A Corticella le tubature dell’acqua si rompono quasi ogni giorno, come testimoniano le foto degli ascoltatori. Per i sindacati Hera non mette a disposizione risorse sufficienti per la manutenzione ordinaria e pensa allo scorporo del Pronto Intervento.

Ogni giorno, o quasi, una rottura. Sembrano particolarmente fragili le tubature dell’acqua di Corticella. Le conseguenze, spesso, sono l’allagamento di cantine, deviazioni del traffico e disagi per i residenti.
E se in alcuni periodi dell’anno i problemi sono fisiologici, dovuti al cambio di temperatura e a fenomeni di subsidenza, la costanza e l’incidenza con cui si verificano problemi nella zona del quartiere Navile, fa pensare a qualcosa di più, qualcosa che attiene a tubature troppo vecchie e una mancata manutenzione ordinaria.
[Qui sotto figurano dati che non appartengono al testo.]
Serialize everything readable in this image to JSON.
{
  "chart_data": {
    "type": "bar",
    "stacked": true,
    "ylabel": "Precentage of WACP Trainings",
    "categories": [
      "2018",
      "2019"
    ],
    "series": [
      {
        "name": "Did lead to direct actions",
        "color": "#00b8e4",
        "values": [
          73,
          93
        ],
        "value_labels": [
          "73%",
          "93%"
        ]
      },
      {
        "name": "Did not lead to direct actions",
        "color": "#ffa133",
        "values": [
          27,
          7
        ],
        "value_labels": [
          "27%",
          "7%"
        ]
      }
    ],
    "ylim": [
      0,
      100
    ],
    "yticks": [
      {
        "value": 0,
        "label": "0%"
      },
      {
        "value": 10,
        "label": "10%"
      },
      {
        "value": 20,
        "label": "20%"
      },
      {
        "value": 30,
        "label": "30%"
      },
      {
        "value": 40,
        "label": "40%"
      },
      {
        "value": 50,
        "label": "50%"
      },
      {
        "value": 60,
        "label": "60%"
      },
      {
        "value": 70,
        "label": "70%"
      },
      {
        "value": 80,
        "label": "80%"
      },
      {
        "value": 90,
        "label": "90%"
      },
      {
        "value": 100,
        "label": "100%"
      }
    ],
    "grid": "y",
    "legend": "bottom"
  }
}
Le foto che ci hanno inviato gli ascoltatori testimoniano le frequenti rotture nella zona. Via di Corticella, all’altezza di vari civici, via Bentini, via Ferrarese e altre strade.
“Le tubature dell’area metropolitana – osserva ai nostri microfoni Giacomo Stagni, segretario della Filtcem Cgil – sono molto vecchie. Noi riteniamo insufficienti le risorse che il cda dell’azienda destina alla manutenzione programmata”.

Nel frattempo, i sindacati e l’azienda sono impegnati in una trattativa che riguarda proprio il Pronto Intervento, ovvero il servizio che interviene sull’emergenza e ripristina le rotture.
“C’è in corso un processo riorganizzativo – spiega Stagni – Attualmente gli operatori sono in grado di intervenire sia sui guasti alle tubature del gas che a quelle dell’acqua, mentre l’azienda vorrebbe scorporare i due settori”.
Il sindacato è preoccupato per la tenuta della qualità del servizio e, di fronte all’ipotesi di Hera, sostiene che occorra potenziare la reperibilità, il personale impiegato e il presidio del territorio.